As bonificações decorrentes da incorporação de reservas de capital, tais como as de correção monetária do capital, poderiam ser tidas como diversas da incorporação de reservas de lucros.
Todavia, o aumento de capital mediante capitalização de lucros ou de reservas constituem, como professa Modesto Carvalhosa, "in" Comentários a Lei das Sociedades Anônimas, art. 169,
"mero remanejamento de valores já existentes no balanço, não havendo, consequentemente, mudança no volume financeiro, nem entrada de nossos valores no patrimônio social, nem aumento do encargo dos acionistas (art. 106 e segs.) ". Trata-se de aumento contábil, nominal ou gratuito..... O aumento é contábil, porque a elevação do valor do capital é produzida sem mudanças efetivas na consistência do patrimônio".
No Brasil, a distribuição de ações bonificadas não sofre incidência tributária. A operação é única pois as reservas não saem do patrimônio, ao contrário do que ocorre, por exemplo, no direito norte - americano, onde a distribuição de ações bonificadas é equiparada à distribuição de lucros acumulados, para o alcance do imposto de renda.
No nosso país o aumento opera-se por mera transferência de contas de reservas à conta de capital, não havendo subscrição, nem em dinheiro nem em bens como prossegue, nos seus comentários, Modesto Carvalhosa.
Na incorporação da ALFA pela BETA, o que sucedeu foi a mera substituição das 6.989.988 milhões da ALFA por 1.195 ações da BETA.
Com base em abalizada doutrina e orientação da própria Receita Federal, no caso inexiste aquisição de novas ações, sendo as 1.195 ações da BETA, portanto, as mesmas 6.989.988 milhões ações da ALFA, como conseqüência da relação de substituição estabelecida na incorporação.
No Parecer Normativo CST nº 39/81 já estava reconhecido;
"O prazo de cinco anos, a que se refere o art. 4º , alínea d, do Decreto - Lei nº 1.510/76, é contado da data da subscrição ou aquisição originárias, não tendo relevância, para fins tributários, a data em que, em virtude de fusão, incorporação ou cisão, tenha havido emissão ou entrega de novos títulos representativos da participação societária, ou a em que a eles se tenha feito jus, desde que em substituição e na mesma proporção da participação anteriormente possuída." (Grifamos)
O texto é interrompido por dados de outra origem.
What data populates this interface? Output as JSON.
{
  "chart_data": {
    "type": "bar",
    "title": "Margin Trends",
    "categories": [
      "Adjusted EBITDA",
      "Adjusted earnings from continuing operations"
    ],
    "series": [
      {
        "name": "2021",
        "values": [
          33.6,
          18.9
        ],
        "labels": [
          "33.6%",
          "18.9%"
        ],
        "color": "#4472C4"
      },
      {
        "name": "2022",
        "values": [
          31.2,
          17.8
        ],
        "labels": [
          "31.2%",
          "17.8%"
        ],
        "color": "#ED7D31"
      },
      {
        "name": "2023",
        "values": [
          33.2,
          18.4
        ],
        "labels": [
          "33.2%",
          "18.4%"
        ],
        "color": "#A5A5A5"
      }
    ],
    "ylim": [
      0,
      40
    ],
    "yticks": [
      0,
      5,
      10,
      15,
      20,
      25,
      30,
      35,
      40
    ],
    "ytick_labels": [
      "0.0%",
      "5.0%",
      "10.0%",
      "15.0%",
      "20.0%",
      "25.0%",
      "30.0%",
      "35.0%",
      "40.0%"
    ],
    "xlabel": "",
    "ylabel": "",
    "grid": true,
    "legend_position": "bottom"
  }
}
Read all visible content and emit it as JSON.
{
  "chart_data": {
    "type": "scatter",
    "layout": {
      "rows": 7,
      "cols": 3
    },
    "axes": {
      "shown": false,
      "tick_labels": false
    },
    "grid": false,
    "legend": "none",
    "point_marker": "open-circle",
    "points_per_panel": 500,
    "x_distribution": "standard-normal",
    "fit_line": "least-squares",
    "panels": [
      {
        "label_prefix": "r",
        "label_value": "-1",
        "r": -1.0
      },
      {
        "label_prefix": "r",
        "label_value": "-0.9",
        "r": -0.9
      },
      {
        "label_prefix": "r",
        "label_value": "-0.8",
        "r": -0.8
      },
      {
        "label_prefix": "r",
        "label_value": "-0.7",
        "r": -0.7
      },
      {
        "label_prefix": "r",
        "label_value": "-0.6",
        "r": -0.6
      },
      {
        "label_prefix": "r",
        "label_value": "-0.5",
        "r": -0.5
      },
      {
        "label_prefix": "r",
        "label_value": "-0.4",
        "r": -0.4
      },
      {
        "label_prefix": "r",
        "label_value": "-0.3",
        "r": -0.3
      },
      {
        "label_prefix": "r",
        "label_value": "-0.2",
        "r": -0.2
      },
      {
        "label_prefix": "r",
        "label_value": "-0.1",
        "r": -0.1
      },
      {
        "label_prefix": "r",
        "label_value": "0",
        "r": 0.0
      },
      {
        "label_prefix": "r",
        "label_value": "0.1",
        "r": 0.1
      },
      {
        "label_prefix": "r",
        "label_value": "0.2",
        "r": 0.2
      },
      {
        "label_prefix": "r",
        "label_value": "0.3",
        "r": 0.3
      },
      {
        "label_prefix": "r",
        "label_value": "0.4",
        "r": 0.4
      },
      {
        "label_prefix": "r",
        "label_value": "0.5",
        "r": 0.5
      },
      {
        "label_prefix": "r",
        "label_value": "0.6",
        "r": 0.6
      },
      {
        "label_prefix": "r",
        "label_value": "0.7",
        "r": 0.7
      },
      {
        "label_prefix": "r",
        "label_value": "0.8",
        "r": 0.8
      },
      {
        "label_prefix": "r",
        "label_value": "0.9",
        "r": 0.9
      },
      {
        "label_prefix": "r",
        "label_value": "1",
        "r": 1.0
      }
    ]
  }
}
Assim sendo, as ações derivadas da incorporação de ações emitidas pela ALFA, pela BETA e, por isso, da incorporação decorrentes, são resultantes das mesmas ações de emissão da ALFA.
Por tudo o que foi exposto acima, minha opinião é a de que subsistem sólidas e consistentes razões para sustentar estar a alienação das 1.194 ações da BETA pertencentes a PESSOA FÍSICA, conferidas ao capital da GAMA, albergada pela isenção ao imposto de renda sobre ganho de capital.